Corinne frowned at Magdalene and I realized I wasn’t supposed to know. Was it she or Gideon or both of them that had decided it was best not to tell me? Why cover up something if there was nothing to hide?
“Yes, that’s true,” she admitted with obvious reluctance. “Although that was some years ago now.”
I twisted in my seat to face her. “You still love him.”
“You can’t blame me for that. Any woman who spends time with him falls in love with him. He’s beautiful and untouchable. That’s an irresistible combination.” Her smile softened. “He tells me you’ve inspired him to start opening up. I’m grateful to you for that.”
I was about to say, I didn’t do it for you. Then an insidious doubt drifted through my mind, making a vulnerable spot inside me fold in on itself.
Was I doing it for her without knowing it?
I twisted the base of my empty champagne flute around and around on the table. “He was going to marry you.”
“And it was the biggest mistake of my life walking away.” Her hand went to her throat, her slender fingers restlessly stroking, as if toying with a necklace she’d normally find there. “I was young and in some ways he frightened me. He was so possessive. It wasn’t until after I married that I realized possessiveness is much better than indifference. At least for me.”
I looked away, fighting the nausea that rose in my throat.
“You’re awfully quiet,” she said.
“What is there to say?” Magdalene tossed out.
We all loved him. We were all available to him. In the end, he would make a choice between us.
“You should know, Eva,” Corinne began, looking at me with those clear aquamarine eyes, “he’s told me how special you are to him. It took me some time to gather the courage to come back here and face you two together. I even canceled a flight I had booked a couple weekends ago.

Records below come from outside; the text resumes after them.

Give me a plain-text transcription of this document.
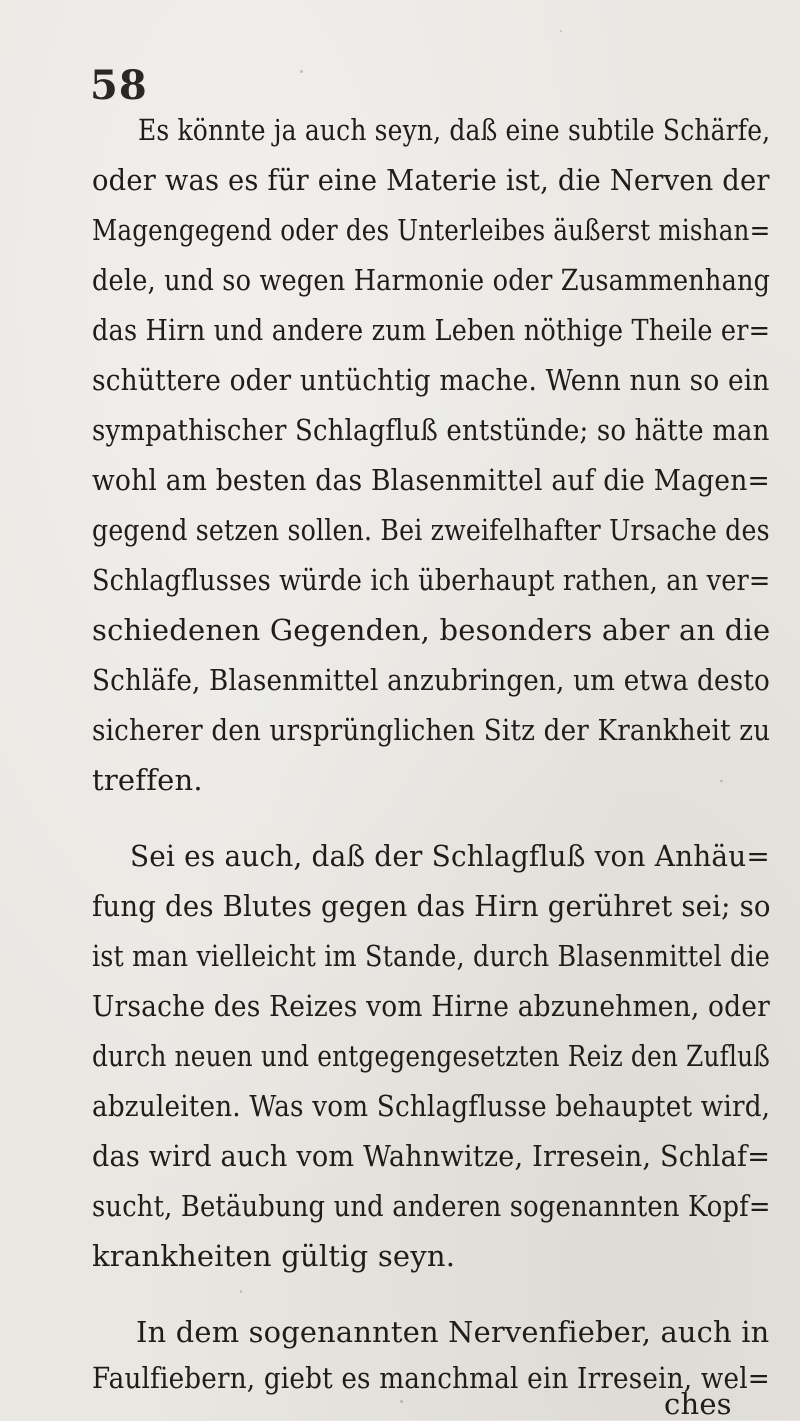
58
Es könnte ja auch seyn, daß eine subtile Schärfe,
oder was es für eine Materie ist, die Nerven der
Magengegend oder des Unterleibes äußerst mishan=
dele, und so wegen Harmonie oder Zusammenhang
das Hirn und andere zum Leben nöthige Theile er=
schüttere oder untüchtig mache. Wenn nun so ein
sympathischer Schlagfluß entstünde; so hätte man
wohl am besten das Blasenmittel auf die Magen=
gegend setzen sollen. Bei zweifelhafter Ursache des
Schlagflusses würde ich überhaupt rathen, an ver=
schiedenen Gegenden, besonders aber an die
Schläfe, Blasenmittel anzubringen, um etwa desto
sicherer den ursprünglichen Sitz der Krankheit zu
treffen.
Sei es auch, daß der Schlagfluß von Anhäu=
fung des Blutes gegen das Hirn gerühret sei; so
ist man vielleicht im Stande, durch Blasenmittel die
Ursache des Reizes vom Hirne abzunehmen, oder
durch neuen und entgegengesetzten Reiz den Zufluß
abzuleiten. Was vom Schlagflusse behauptet wird,
das wird auch vom Wahnwitze, Irresein, Schlaf=
sucht, Betäubung und anderen sogenannten Kopf=
krankheiten gültig seyn.
In dem sogenannten Nervenfieber, auch in
Faulfiebern, giebt es manchmal ein Irresein, wel=
ches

I interrupted him at some charity event he was giving a speech at, poor guy, to tell him I was on my way and to ask for his help getting settled.”
I froze, feeling as brittle as cracked glass. She had to be talking about the advocacy center dinner, the night Gideon and I had sex for the first time. The night we’d christened his limo and he’d immediately withdrawn; then left me abruptly.

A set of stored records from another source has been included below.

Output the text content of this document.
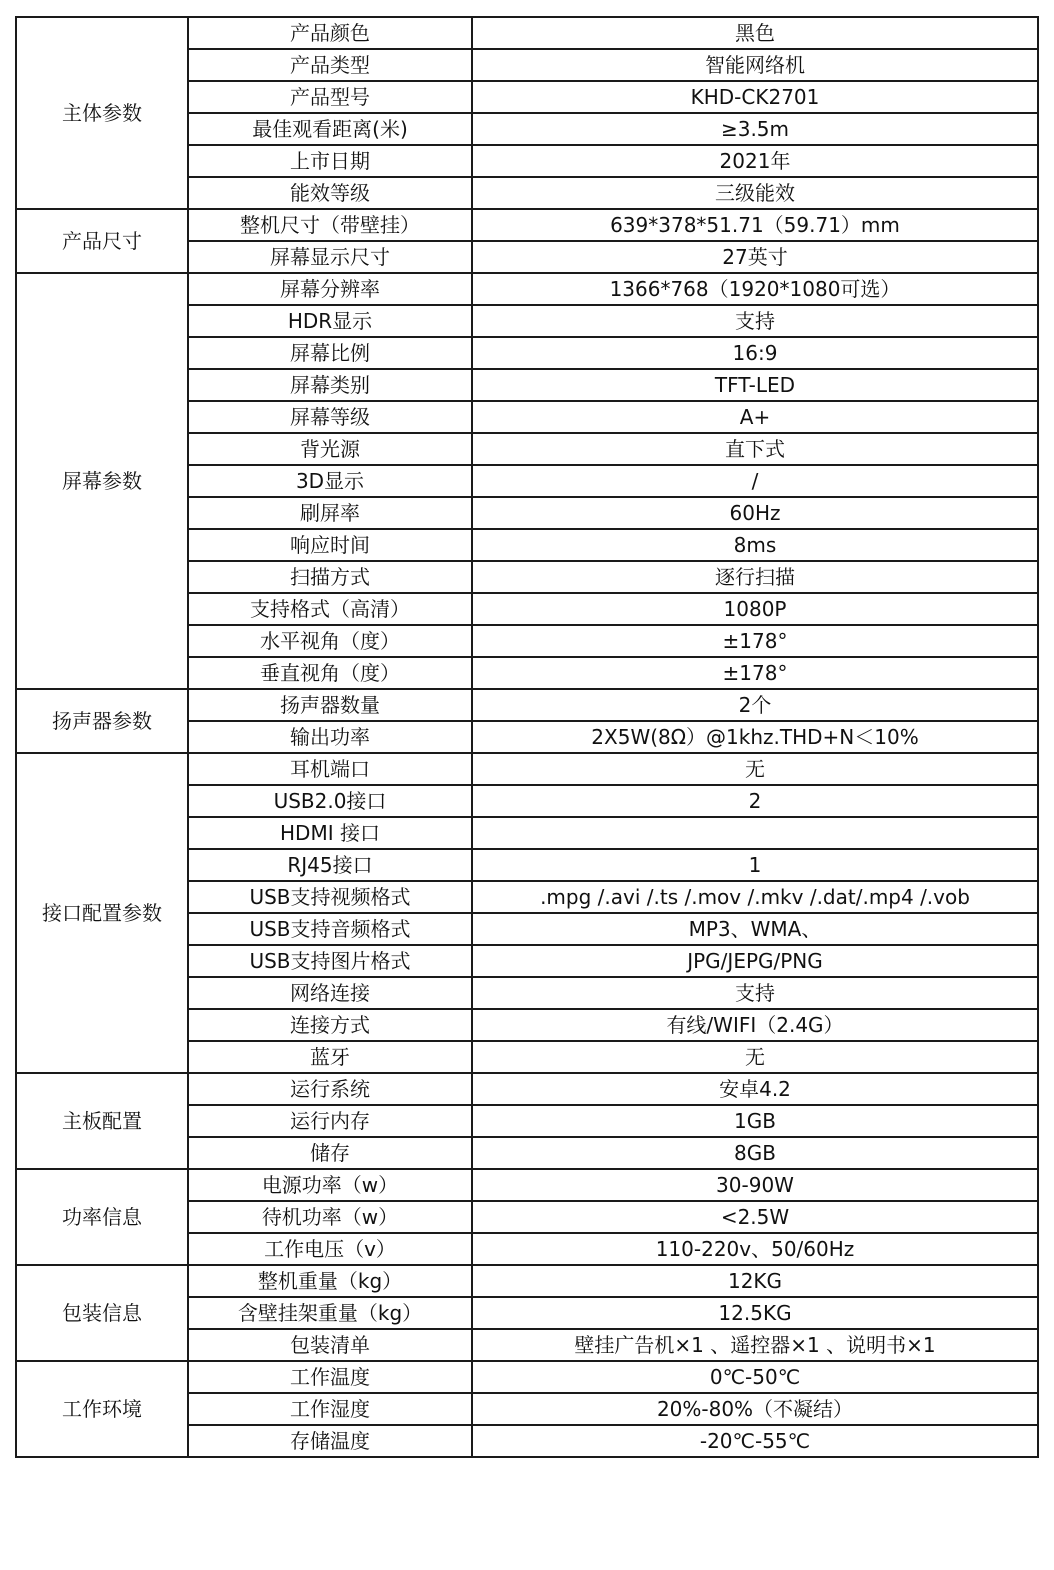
主体参数	产品颜色	黑色
	产品类型	智能网络机
	产品型号	KHD-CK2701
	最佳观看距离(米)	≥3.5m
	上市日期	2021年
	能效等级	三级能效
产品尺寸	整机尺寸（带壁挂）	639*378*51.71（59.71）mm
	屏幕显示尺寸	27英寸
屏幕参数	屏幕分辨率	1366*768（1920*1080可选）
	HDR显示	支持
	屏幕比例	16:9
	屏幕类别	TFT-LED
	屏幕等级	A+
	背光源	直下式
	3D显示	/
	刷屏率	60Hz
	响应时间	8ms
	扫描方式	逐行扫描
	支持格式（高清）	1080P
	水平视角（度）	±178°
	垂直视角（度）	±178°
扬声器参数	扬声器数量	2个
	输出功率	2X5W(8Ω）@1khz.THD+N＜10%
接口配置参数	耳机端口	无
	USB2.0接口	2
	HDMI 接口	
	RJ45接口	1
	USB支持视频格式	.mpg /.avi /.ts /.mov /.mkv /.dat/.mp4 /.vob
	USB支持音频格式	MP3、WMA、
	USB支持图片格式	JPG/JEPG/PNG
	网络连接	支持
	连接方式	有线/WIFI（2.4G）
	蓝牙	无
主板配置	运行系统	安卓4.2
	运行内存	1GB
	储存	8GB
功率信息	电源功率（w）	30-90W
	待机功率（w）	<2.5W
	工作电压（v）	110-220v、50/60Hz
包装信息	整机重量（kg）	12KG
	含壁挂架重量（kg）	12.5KG
	包装清单	壁挂广告机×1 、遥控器×1 、说明书×1
工作环境	工作温度	0℃-50℃
	工作湿度	20%-80%（不凝结）
	存储温度	-20℃-55℃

“When he called me back,” she continued, “he told me he’d met someone. That he wanted you and me to meet when I got into town. I ended up chickening out. He’s never asked me to meet a woman in his life before.”

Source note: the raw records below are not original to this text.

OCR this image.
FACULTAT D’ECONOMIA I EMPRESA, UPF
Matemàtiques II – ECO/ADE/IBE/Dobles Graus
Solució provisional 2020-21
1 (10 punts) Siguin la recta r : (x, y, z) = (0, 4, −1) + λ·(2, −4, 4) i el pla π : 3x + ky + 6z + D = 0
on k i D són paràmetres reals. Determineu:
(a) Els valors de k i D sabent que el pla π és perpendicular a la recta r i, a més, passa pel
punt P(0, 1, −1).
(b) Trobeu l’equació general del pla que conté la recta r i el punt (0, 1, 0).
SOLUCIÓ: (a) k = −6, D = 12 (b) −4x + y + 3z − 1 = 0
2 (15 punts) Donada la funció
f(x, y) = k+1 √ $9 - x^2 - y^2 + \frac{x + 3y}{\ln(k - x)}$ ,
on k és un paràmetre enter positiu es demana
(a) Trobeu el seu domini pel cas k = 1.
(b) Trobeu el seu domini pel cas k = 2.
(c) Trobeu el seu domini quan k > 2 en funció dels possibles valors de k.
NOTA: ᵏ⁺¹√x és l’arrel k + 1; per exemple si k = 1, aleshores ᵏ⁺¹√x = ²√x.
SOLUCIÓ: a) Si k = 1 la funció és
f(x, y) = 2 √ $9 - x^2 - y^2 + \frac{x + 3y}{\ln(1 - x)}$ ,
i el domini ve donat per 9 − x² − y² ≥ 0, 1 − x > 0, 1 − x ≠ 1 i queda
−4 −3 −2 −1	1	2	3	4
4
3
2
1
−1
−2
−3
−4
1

Oh my God. I glanced at Magdalene. Gideon had left me in a rush that night for her. For Corinne.
“Excuse me.” I pushed back from the table and searched for Gideon. I saw him at the bar and went to him.
He was just turning away from the bartender with two glasses in his hands when I intercepted him. I took my drink and gulped it down, my teeth aching as the cubes of ice knocked against them.